BmiGflex exposes the CSDMS Basic Model Interface, enabling gFlex to be coupled with other models in the CSDMS framework. It requires the optional bmipy dependency (pip install gflex[bmi]).

class gflex.BmiGflex[source]

Bases: object

BMI wrapper for gFlex lithospheric flexure.

Implements the CSDMS Basic Model Interface v2 specification. Supports 1-D and 2-D gridded flexure solutions (FD, FFT, SAS methods). The SAS_NG point-load method is not suited to the BMI grid model.

Grid

All variables share grid identifier 0, a uniform rectilinear grid. Grid shape follows NumPy / C order: (nrows,) in 1-D or (nrows, ncols) in 2-D, with spacing (dy, dx) and origin at (0, 0).

Time

gFlex solves instantaneous elastic equilibrium. Time is therefore nominal: start=0, step=1, end=inf.

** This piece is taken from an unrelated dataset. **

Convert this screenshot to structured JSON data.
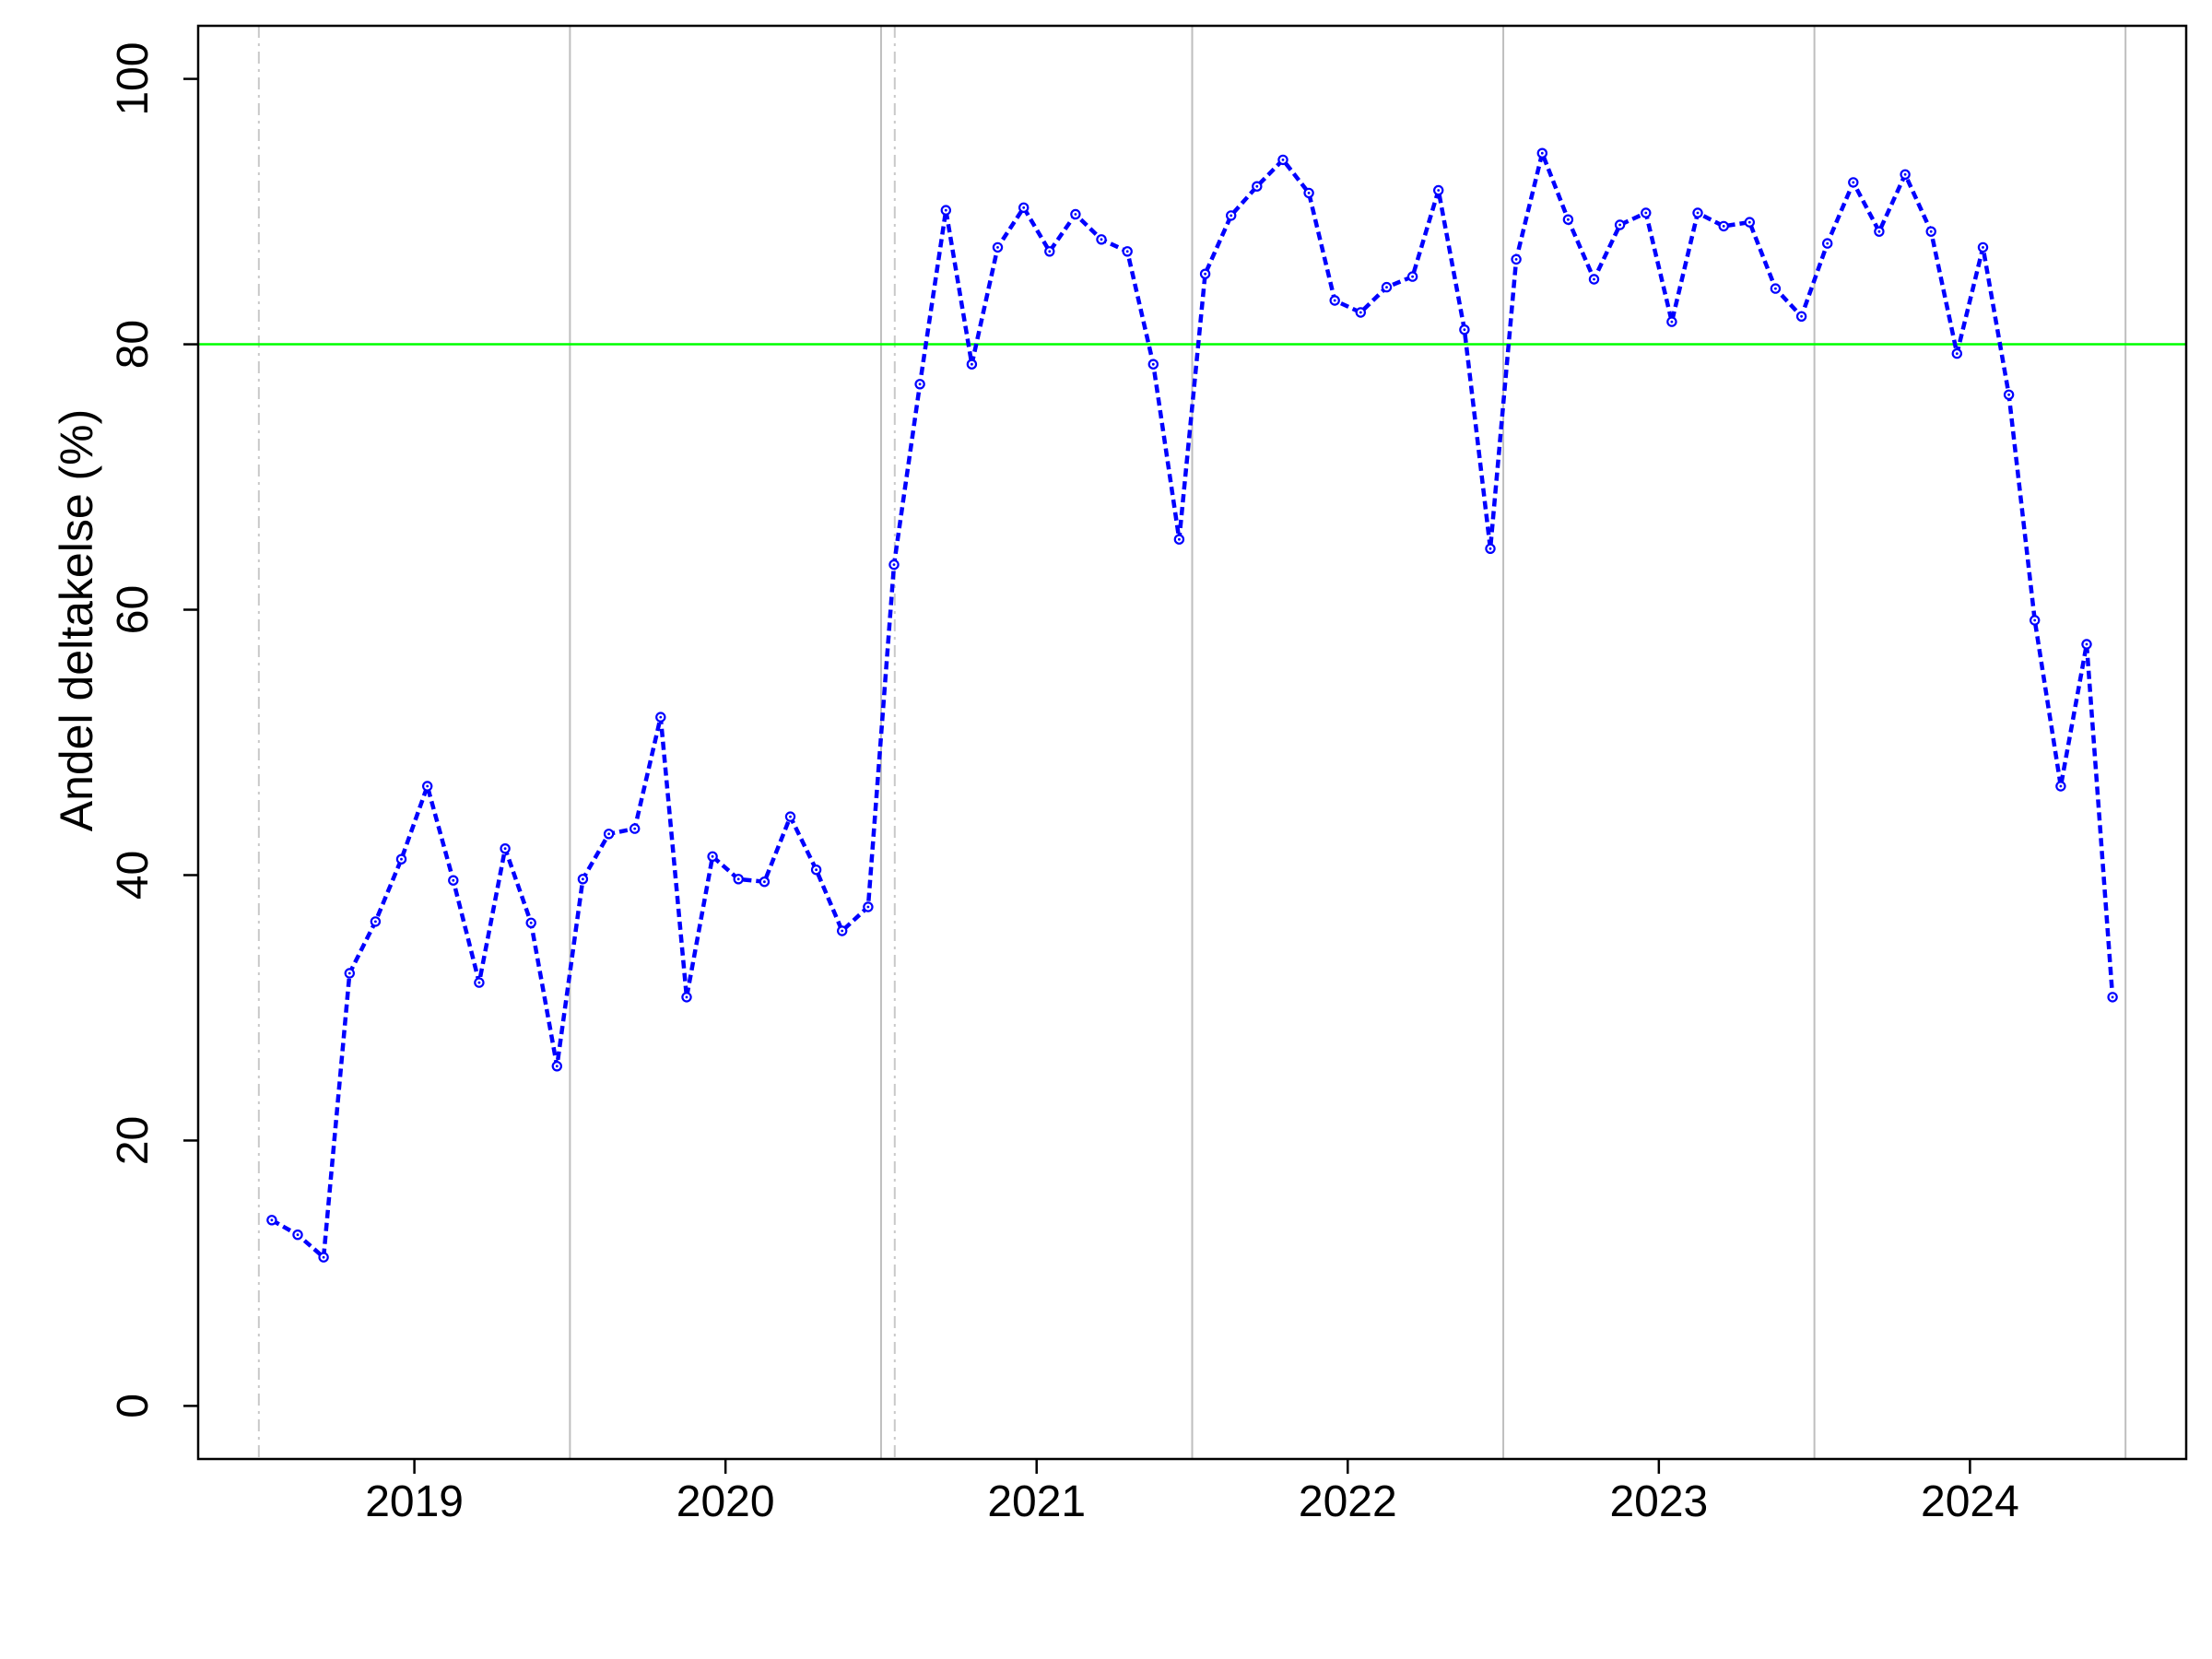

Each call to update() applies the current load and computes deflection.

Variables

Input: lithosphere__load_pressure [Pa] — surface normal stress q0 Output: lithosphere__vertical_displacement [m] — downward deflection w

initialize(config_file: str) None[source]

Initialize gFlex from a configuration file.

Parameters:

config_file (str) – Path to a gFlex configuration file (INI or YAML).

update() None[source]

Compute flexural deflection for the current load.

Writes the current lithosphere__load_pressure array into the model’s internal qs field, runs the solver, then copies the result into lithosphere__vertical_displacement.

finalize() None[source]

Tear down the model and release resources.

get_value(name: str, dest: ndarray[tuple[Any, ...], dtype[Any]]) ndarray[tuple[Any, ...], dtype[Any]][source]

Copy the flattened values of variable name into dest and return it.

set_value(name: str, src: ndarray[tuple[Any, ...], dtype[Any]]) None[source]

Overwrite the entire array for variable name with values from src.